The technique is quick too; the researchers say an analyst could investigate a month’s worth of alerts in just 15 minutes. That breaks down to under a minute a day spent by an analyst going over one day’s alerts.
“Ultimately, our detector’s ability to identify both known and novel attacks, and the low volume and burden of alerts it imposes, suggests that our approach provides a practical path towards detecting credential spearphishing attacks,” the researchers wrote.
LBNL was so impressed with the detector it decided to implement and deploy the tool fulltime.
Facebook, which believes the technique could help better protect people from getting hit by social engineering attacks, saw merit in the research as well.
Nektarios Leontiadis, a research scientist with the social network, said late last week the fact the research could help reduce information leaks in the future.
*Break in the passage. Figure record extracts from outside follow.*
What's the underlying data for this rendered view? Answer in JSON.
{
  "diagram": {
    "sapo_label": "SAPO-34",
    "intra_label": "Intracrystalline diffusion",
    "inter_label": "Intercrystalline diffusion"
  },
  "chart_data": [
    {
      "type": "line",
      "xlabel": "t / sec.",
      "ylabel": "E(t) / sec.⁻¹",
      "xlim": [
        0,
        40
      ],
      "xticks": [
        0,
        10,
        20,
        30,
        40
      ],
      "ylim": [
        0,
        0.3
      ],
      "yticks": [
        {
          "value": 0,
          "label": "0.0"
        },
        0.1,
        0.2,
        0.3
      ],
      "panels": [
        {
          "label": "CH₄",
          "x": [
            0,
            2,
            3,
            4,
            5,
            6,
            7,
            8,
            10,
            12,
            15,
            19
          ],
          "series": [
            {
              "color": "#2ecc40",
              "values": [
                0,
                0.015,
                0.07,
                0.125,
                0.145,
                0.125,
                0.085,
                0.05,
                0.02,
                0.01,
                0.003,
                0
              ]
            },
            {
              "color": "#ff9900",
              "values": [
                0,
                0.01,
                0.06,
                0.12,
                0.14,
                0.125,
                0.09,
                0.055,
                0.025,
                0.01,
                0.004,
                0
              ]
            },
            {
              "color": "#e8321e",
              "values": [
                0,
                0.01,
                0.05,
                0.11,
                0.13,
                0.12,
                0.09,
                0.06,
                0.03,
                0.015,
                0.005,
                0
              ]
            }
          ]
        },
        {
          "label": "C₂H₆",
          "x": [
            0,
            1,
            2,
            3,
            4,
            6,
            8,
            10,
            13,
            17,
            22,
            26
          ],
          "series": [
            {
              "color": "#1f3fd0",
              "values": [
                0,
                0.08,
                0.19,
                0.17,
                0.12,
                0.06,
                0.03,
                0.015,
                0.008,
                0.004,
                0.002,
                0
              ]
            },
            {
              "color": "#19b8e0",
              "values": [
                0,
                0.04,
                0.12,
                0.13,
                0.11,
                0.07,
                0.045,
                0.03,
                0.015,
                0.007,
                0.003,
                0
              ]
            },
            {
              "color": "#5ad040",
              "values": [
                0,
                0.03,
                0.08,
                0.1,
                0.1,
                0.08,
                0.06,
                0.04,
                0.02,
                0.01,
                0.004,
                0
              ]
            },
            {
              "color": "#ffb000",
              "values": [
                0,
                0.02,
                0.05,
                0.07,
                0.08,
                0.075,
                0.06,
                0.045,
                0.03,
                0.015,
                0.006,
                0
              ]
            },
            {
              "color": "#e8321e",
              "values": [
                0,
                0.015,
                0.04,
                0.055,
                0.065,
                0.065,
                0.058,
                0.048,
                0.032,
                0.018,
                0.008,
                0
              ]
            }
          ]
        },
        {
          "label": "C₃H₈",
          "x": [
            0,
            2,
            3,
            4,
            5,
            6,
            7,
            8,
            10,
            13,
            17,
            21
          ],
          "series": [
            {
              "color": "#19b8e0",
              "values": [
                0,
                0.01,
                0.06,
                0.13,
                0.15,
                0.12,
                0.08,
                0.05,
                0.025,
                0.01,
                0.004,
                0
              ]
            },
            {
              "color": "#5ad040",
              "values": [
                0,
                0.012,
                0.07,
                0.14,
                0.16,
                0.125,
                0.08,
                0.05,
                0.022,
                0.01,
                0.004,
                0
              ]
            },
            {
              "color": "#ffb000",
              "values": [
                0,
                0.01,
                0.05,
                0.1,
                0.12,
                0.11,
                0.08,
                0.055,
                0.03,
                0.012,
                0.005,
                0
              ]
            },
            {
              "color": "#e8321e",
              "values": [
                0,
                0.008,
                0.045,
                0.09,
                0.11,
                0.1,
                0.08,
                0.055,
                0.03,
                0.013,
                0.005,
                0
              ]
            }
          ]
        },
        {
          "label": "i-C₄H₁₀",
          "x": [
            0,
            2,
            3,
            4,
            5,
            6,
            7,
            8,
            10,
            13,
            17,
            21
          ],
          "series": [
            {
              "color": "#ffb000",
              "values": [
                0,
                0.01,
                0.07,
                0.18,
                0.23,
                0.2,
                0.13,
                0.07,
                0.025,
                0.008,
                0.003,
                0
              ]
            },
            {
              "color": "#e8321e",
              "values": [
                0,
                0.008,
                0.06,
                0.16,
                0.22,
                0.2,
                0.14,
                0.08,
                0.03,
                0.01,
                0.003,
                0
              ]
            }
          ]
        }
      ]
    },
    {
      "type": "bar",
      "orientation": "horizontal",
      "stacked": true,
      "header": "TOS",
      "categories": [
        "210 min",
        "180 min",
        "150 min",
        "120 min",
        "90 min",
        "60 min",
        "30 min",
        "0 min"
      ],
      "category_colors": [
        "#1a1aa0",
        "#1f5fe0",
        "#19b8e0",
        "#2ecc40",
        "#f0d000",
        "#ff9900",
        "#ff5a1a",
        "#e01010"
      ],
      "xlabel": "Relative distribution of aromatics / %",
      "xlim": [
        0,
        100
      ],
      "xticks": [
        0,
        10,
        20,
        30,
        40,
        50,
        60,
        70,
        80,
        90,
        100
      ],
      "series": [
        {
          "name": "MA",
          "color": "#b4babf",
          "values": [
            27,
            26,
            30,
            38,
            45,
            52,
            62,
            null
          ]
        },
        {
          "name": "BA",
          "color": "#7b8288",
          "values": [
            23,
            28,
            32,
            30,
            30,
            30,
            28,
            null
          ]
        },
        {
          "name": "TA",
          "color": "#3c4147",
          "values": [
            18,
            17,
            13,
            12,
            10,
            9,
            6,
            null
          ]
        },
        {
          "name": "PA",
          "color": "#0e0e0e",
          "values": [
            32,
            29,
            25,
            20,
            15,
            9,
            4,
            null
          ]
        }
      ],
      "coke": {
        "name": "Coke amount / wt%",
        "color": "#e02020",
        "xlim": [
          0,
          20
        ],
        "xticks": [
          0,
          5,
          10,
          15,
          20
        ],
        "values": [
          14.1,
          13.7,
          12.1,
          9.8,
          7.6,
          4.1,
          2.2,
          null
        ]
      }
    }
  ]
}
Key to winning the prize money was the researchers’ breakdown the method’s false positives.
“The authors acknowledge and account for the cost of false positives in their detection methodology. This is significant because it factors into the overhead cost and response time for incident response teams,” Leontiadis said Thursday.
Facebook, for four years running, has awarded the Internet Defense Prize to researchers for defensive work that prevents vulnerabilities and mitigates attacks.
In 2014 it awarded researchers who came up with a static analysis tool to identify second-order vulnerabilities. In 2015 researchers who identified a series of C++ security issues won the prize. Last year Facebook awarded $100,000 to researchers who came up with a new way to bolster post-quantum security for TLS. The research, which ultimately made its way into Chrome and Tor, was based on bridging the gap between a key exchange protocol (Ring-LWE) and OpenSSL.